I am reading a paper that is doing approximate inference over GP models. The idea is that when the likelihood is non-Gaussian than the inference of the posterior is not tractable and we need to use approximate inference schemes to compute the posterior distribution.

There is one bit in the paper that I do not follow. The author says:

In order to benefit from the advantages of MCMC it is necessary to
develop efficient sampling strategies. This has proved to be particularly
difficult in many GP applications that involve the estimation of a smooth
latent function. Given that the latent function is represented by a
discrete set of values, the posterior distribution over these function
values can be highly correlated. The more discrete values used to
represent the function, the worse the problem of high correlation becomes.

Perhaps this is very naive but why does the discreteness of the function increase the correlation?

Best Answer

The key word here is "smooth". Let's take a simple case where the values are on $[0,1]$ and we want to estimate a random function $f(x)$ with $x \in [0,1]$. If $f$ is differentiable, then the covariance function $k(x_t,x_s)$ will be differentiable in each argument.
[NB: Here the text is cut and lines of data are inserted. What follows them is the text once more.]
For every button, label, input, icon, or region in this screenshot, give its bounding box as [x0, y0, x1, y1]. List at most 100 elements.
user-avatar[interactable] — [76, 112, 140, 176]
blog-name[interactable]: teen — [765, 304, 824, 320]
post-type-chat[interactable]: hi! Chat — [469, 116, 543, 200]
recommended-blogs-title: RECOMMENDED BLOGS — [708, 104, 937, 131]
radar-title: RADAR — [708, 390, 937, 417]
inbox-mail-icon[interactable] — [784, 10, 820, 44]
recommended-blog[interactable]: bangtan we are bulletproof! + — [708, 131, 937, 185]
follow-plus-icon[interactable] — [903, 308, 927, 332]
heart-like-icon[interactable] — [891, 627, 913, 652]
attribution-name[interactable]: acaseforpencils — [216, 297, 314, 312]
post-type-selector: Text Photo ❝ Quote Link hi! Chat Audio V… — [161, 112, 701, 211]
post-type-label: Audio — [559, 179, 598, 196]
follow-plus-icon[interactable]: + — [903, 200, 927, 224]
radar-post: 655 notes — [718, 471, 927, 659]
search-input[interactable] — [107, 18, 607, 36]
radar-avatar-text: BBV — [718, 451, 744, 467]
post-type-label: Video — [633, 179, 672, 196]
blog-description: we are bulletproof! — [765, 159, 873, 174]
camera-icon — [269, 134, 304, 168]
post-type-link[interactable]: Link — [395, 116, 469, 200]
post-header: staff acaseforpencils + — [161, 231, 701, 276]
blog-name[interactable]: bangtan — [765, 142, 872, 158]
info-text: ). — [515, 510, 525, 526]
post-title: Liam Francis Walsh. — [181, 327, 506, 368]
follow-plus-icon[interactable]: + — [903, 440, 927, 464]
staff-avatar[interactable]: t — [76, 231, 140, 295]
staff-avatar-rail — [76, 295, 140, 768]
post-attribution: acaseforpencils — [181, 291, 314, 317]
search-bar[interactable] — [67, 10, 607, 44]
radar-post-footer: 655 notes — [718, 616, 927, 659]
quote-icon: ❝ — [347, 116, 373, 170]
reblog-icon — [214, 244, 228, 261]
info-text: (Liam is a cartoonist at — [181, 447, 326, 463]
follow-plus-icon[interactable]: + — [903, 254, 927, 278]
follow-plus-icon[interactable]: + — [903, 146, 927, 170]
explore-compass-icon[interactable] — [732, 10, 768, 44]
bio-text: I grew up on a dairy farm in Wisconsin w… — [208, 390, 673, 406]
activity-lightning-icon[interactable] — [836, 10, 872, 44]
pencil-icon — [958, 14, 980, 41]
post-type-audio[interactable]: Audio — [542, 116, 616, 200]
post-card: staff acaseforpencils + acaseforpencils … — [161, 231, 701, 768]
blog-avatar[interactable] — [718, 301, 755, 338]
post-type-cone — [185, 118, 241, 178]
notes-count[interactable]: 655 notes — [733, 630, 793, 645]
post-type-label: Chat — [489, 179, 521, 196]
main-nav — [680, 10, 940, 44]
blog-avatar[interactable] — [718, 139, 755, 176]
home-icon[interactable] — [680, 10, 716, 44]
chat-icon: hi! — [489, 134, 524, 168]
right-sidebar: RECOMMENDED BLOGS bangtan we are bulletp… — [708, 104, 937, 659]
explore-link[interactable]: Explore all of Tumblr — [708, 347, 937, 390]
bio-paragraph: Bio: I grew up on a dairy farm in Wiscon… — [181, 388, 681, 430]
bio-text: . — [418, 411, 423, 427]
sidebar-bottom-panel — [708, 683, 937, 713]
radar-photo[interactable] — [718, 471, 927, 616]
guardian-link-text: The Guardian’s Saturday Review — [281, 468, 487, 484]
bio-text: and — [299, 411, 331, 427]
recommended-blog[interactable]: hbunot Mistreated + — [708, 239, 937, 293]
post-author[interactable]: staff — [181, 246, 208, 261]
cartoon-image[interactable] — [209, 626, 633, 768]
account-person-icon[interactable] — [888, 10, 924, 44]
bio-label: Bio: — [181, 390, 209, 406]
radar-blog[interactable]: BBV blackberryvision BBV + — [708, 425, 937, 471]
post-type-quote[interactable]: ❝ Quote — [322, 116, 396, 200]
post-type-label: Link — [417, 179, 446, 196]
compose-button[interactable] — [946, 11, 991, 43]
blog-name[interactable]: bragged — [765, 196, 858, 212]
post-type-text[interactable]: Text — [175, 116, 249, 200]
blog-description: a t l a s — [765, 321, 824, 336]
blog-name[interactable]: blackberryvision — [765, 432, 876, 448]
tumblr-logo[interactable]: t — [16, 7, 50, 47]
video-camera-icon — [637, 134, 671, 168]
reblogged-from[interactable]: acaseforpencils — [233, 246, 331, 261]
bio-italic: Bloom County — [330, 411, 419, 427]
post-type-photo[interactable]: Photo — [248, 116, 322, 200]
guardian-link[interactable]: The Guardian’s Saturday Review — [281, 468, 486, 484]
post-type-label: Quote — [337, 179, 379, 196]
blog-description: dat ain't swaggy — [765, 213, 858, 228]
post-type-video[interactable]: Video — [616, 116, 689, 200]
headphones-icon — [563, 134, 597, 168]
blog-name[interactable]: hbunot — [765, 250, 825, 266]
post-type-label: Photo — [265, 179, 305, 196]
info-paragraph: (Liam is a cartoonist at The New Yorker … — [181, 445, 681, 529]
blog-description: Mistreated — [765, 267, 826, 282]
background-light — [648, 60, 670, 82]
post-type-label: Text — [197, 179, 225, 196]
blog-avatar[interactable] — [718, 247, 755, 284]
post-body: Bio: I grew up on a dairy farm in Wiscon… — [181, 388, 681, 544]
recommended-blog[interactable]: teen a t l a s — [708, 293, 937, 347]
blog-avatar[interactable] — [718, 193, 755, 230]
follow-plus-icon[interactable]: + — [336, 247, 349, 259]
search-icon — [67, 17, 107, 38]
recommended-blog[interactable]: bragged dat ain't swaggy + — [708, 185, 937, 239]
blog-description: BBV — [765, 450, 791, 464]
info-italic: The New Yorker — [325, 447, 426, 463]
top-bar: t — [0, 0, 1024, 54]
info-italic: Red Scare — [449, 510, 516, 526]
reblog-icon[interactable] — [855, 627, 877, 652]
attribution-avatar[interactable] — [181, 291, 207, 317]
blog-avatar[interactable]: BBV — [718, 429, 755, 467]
This is true whether the process is Gaussian or not, just as long as it has a finite covariance function.

When I sample more values on the interval, I get values that are closer together and this means that $f(x_{t+\epsilon})$ is almost a linear function of $f(x_t)$, and the covariance function at $x_{t+\epsilon}$ is almost a linear function of the covariance function at $x_t$. This means that the discrete covariance matrix of the sampled values will be almost singular.

All of this applies to Gaussian processes just as much as non-Gaussian processes.

Perhaps another way to look at this would be to observe that when you have a smooth function, sampling from the $x$ values has diminishing returns beyond a certain point. You get more values, but you don't get more information, since you are already well placed to estimate $f(x)$. This is the downside to all those neat convergence theorems that we learn in second year Calculus.